É nesse ambiente que o Direito Eleitoral assume papel
fundamental: garantir a liberdade de manifestação política sem permitir que ela
seja utilizada para fraudar, manipular ou desequilibrar a disputa eleitoral.
A internet não é uma terra sem lei.
Existe uma ideia equivocada de que aquilo que é publicado na
internet estaria protegido por uma espécie de anonimato jurídico. Não está.
Comentários, publicações, vídeos e compartilhamentos podem
produzir consequências jurídicas quando ultrapassam os limites estabelecidos
pela legislação. Dependendo do conteúdo e das circunstâncias, uma manifestação
pode resultar em direito de resposta, remoção de conteúdo, multa e, em
determinadas situações, responsabilização civil ou criminal.

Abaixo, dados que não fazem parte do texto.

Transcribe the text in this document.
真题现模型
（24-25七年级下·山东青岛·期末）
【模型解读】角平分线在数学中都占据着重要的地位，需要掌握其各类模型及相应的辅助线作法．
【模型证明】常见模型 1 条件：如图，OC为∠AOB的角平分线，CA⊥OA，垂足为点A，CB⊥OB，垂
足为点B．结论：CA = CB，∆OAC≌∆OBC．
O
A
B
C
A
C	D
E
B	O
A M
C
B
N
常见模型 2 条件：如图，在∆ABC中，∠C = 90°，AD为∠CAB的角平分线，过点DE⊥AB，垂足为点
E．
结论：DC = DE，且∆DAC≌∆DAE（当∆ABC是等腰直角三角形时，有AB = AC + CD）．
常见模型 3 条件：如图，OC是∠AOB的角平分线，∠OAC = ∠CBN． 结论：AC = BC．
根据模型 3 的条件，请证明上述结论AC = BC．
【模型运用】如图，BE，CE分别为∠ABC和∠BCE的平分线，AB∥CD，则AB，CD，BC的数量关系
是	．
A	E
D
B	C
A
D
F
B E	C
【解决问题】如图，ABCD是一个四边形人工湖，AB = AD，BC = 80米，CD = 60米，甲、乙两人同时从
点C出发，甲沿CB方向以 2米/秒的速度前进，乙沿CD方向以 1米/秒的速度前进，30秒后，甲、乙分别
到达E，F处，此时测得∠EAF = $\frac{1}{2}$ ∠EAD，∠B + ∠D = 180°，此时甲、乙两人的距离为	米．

O ponto central não é impedir a crítica política. Criticar candidato, partido ou governo faz parte da democracia. O problema começa quando a crítica é substituída pela mentira deliberada ou pela imputação de fatos falsos.
INTELIGÊNCIA ARTIFICIAL: UM NOVO DESAFIO
A inteligência artificial representa um dos maiores desafios
das eleições contemporâneas.
Hoje é possível produzir imagens, áudios e vídeos
extremamente realistas de uma pessoa dizendo ou fazendo algo que jamais fez. O
chamado deepfake pode transformar uma informação falsa em algo aparentemente
verdadeiro em poucos minutos.
Imagine um vídeo falso divulgado às vésperas da eleição
mostrando determinado candidato fazendo uma declaração ofensiva ou admitindo a
prática de um ato ilícito. Se milhares de pessoas receberem esse material antes
do desmentido, o dano eleitoral poderá estar consumado.
Uma eleição deve ser decidida pela livre manifestação do eleitor, e não pela capacidade tecnológica de fabricar uma realidade inexistente.
COMPARTILHAR TAMBÉM EXIGE RESPONSABILIDADE
Outro ponto merece atenção: não é necessário ser o autor
original de uma informação falsa para enfrentar consequências jurídicas.
O compartilhamento consciente de determinado conteúdo pode
contribuir para sua disseminação e, conforme o caso, integrar uma conduta
ilícita.
Por isso, antes de compartilhar uma acusação contra um
candidato, é fundamental verificar a origem da informação, a existência de
fonte confiável e a autenticidade de vídeos e imagens.
Na dúvida, não compartilhe.
Durante o período eleitoral, uma informação falsa pode alcançar milhares de pessoas em questão de minutos.
ATENÇÃO ÀS PESQUISAS ELEITORAIS
As pesquisas também merecem atenção. Pesquisa de intenção de
voto não significa resultado eleitoral. É uma fotografia de determinado
momento, obtida segundo metodologia específica.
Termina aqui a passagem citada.